I can't say that it is deterministic since if I pause the program at certain intervals, it can complete the transmission. If I don't pause the program at all, it stops after transferring 200-300KB. I am aware that what I am doing is just slowing down the transfer rate, but I am new to this are of programming and currently trying to develop this project to increase my experience. I will now add a timeout system to the server and request the rest of the data if nothing is incoming.
-
TCP guarantees that the sent packets will arrive, unless the connection drops entirely (which the OP would have noticed), so I doubt that this is the problem.
I know. It works great too, on paper. In actual practice, it's not 100% accurate.
A guide to posting questions on CodeProject[^]
Dave Kreskowiak -
I can't say that it is deterministic since if I pause the program at certain intervals, it can complete the transmission. If I don't pause the program at all, it stops after transferring 200-300KB. I am aware that what I am doing is just slowing down the transfer rate, but I am new to this are of programming and currently trying to develop this project to increase my experience. I will now add a timeout system to the server and request the rest of the data if nothing is incoming.
SimpleData wrote:
I can't say that it is deterministic since if I pause the program at certain intervals, it can complete the transmission. If I don't pause the program at all, it stops after transferring 200-300KB.
As another thought - a firewall. It is throttling your throughput. When you pause it you are throttling yourself so it doesn't get involved. The same behavior could be due to some oddity in your server code though.

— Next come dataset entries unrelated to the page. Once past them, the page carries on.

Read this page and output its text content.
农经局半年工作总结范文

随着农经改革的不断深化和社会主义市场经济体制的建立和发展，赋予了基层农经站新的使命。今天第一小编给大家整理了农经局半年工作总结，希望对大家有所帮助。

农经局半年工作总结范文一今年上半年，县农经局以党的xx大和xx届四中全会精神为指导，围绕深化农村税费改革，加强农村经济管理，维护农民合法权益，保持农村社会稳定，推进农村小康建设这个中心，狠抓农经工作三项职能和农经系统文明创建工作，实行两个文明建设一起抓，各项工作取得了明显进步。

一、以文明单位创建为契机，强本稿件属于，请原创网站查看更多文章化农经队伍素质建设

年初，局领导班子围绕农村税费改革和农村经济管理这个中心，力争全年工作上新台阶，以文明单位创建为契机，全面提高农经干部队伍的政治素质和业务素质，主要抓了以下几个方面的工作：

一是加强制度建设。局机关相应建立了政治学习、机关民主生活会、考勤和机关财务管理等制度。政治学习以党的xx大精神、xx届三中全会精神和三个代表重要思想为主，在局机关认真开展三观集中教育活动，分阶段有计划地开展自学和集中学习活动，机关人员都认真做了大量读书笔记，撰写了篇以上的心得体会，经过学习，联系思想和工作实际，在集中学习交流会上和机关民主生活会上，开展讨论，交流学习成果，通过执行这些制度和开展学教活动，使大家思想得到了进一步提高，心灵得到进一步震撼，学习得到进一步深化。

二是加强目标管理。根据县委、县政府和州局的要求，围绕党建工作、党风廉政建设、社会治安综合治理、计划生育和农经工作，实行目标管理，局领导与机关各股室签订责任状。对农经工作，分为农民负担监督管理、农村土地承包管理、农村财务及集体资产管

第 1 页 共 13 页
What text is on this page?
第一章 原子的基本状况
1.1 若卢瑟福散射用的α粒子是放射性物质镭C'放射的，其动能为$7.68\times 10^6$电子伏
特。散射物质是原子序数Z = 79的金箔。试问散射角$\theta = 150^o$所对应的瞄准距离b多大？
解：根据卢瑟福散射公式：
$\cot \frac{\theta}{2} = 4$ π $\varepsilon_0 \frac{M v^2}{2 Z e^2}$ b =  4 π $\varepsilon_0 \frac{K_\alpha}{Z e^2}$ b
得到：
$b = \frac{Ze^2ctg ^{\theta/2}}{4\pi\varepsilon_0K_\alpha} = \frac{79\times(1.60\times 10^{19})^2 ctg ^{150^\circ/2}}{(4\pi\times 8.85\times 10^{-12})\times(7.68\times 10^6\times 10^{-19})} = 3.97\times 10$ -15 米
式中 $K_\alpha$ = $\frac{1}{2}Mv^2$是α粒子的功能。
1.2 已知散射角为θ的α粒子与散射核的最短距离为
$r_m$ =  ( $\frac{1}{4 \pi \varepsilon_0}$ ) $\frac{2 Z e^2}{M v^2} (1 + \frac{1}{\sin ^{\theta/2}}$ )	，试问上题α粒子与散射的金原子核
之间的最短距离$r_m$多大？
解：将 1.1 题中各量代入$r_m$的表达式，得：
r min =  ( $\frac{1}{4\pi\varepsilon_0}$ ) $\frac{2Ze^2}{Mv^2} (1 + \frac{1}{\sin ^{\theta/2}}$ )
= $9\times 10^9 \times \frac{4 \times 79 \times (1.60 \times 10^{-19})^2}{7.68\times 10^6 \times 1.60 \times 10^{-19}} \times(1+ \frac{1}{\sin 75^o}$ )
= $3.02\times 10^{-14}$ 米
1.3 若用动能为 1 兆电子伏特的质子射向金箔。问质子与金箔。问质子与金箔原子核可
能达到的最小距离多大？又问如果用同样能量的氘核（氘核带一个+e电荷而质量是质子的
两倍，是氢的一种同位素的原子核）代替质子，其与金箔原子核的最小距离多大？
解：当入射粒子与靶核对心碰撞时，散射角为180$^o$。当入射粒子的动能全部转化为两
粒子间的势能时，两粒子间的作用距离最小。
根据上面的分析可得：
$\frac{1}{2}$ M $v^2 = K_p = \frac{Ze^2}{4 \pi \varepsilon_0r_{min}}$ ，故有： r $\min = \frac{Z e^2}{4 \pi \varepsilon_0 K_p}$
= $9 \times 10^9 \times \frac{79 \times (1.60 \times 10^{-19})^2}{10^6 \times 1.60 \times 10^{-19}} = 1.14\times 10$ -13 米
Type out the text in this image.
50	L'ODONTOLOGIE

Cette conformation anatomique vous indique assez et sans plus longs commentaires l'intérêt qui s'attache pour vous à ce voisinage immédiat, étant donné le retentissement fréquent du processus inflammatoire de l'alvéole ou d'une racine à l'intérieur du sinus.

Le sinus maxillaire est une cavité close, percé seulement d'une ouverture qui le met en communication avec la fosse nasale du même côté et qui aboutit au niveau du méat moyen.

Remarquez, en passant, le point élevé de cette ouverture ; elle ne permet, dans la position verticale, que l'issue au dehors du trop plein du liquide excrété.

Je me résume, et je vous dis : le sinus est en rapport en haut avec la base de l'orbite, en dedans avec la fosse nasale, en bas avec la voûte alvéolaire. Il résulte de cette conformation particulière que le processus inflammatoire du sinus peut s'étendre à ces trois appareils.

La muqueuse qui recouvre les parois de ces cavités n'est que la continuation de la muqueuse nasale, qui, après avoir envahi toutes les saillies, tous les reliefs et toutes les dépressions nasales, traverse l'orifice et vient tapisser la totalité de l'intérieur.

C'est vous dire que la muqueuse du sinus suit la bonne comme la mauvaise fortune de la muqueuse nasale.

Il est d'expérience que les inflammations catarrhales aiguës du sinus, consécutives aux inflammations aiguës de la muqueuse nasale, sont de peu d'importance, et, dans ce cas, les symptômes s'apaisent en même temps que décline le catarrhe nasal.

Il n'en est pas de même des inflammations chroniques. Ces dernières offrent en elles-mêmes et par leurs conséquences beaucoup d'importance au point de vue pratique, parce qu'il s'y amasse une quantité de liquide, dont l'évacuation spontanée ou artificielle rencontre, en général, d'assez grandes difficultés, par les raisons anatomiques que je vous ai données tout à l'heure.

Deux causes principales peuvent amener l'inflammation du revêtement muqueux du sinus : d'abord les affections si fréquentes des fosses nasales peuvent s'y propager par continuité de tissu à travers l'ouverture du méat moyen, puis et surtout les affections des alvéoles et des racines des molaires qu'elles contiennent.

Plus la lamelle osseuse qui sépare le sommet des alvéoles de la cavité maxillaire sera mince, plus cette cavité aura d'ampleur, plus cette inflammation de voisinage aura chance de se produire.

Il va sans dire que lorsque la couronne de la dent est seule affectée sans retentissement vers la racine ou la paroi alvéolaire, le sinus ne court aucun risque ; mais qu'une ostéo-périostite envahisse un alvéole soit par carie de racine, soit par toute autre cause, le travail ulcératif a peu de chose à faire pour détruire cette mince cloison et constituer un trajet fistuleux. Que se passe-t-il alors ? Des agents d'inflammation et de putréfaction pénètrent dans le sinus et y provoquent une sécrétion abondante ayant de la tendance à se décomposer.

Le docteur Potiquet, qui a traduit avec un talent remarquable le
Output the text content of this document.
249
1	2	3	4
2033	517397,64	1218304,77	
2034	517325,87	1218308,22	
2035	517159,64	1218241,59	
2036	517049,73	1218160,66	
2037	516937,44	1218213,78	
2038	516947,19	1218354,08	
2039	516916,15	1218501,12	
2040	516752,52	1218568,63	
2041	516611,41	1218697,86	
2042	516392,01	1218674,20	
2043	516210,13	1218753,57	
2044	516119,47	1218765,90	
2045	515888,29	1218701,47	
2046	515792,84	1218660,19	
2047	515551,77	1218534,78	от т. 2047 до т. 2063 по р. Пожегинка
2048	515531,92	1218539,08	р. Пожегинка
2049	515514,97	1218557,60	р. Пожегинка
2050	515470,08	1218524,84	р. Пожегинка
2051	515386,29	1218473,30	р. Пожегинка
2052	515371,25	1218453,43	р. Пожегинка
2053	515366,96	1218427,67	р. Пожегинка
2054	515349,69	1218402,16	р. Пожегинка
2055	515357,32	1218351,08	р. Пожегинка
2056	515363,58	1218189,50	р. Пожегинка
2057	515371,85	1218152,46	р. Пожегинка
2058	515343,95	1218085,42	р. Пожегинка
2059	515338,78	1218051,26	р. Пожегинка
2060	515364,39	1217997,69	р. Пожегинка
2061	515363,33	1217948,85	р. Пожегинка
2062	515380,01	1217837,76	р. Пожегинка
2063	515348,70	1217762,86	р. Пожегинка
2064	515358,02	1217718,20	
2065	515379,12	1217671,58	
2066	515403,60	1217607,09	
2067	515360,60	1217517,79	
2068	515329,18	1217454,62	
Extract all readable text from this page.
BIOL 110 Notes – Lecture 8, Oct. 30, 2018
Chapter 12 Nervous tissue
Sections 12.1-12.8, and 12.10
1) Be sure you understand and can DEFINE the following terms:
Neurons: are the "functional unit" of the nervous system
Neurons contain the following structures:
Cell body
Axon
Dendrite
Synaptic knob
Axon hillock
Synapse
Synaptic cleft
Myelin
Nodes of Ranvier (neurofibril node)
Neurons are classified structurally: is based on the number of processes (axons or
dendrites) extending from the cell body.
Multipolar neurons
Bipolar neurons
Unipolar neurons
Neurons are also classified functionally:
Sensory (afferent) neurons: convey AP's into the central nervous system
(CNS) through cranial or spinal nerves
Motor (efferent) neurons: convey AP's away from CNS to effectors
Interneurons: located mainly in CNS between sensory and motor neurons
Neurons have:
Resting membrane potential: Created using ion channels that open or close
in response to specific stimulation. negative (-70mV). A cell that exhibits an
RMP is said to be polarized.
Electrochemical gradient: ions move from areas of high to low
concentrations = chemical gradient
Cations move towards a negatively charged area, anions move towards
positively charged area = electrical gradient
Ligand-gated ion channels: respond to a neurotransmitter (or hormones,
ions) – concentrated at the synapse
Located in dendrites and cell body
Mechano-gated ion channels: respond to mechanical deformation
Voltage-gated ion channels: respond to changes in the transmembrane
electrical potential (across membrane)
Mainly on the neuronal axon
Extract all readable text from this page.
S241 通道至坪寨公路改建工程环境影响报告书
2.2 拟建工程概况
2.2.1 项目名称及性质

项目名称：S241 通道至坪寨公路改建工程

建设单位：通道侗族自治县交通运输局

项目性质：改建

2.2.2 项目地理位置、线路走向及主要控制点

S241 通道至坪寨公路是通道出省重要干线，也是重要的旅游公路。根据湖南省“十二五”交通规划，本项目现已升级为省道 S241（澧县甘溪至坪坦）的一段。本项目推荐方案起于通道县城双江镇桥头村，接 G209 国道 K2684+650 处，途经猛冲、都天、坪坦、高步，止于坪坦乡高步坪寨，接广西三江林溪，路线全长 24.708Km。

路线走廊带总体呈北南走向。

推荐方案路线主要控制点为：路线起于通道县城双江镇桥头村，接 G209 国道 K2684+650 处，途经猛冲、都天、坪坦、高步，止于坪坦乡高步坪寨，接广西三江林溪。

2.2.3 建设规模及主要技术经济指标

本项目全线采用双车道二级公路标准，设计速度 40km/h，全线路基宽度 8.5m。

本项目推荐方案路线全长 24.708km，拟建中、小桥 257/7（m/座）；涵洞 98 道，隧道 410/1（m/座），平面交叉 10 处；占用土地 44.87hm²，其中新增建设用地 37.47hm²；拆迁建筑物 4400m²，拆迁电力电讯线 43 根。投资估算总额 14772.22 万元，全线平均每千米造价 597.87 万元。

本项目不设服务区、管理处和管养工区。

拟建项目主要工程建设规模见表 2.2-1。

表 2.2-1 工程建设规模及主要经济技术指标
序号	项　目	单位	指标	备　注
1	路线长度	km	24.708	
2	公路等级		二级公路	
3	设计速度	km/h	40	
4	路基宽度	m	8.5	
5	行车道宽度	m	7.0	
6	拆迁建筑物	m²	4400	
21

Such as attempting to be clever by using threads for reading and writing.
-
SimpleData wrote:
I can't say that it is deterministic since if I pause the program at certain intervals, it can complete the transmission. If I don't pause the program at all, it stops after transferring 200-300KB.
As another thought - a firewall. It is throttling your throughput. When you pause it you are throttling yourself so it doesn't get involved. The same behavior could be due to some oddity in your server code though. Such as attempting to be clever by using threads for reading and writing.
Can you elaborate on "attempting to be clever by using threads for reading and writing"? Because it sounds like something I might have done. :)
-
Can you elaborate on "attempting to be clever by using threads for reading and writing"? Because it sounds like something I might have done. :)
-
To use two threads something needs to control access to the shared data. If you mess that control up then you can end up blocking or taking a large amount of time.
Wouldn't using the "lock" directive be enough?
-
Wouldn't using the "lock" directive be enough?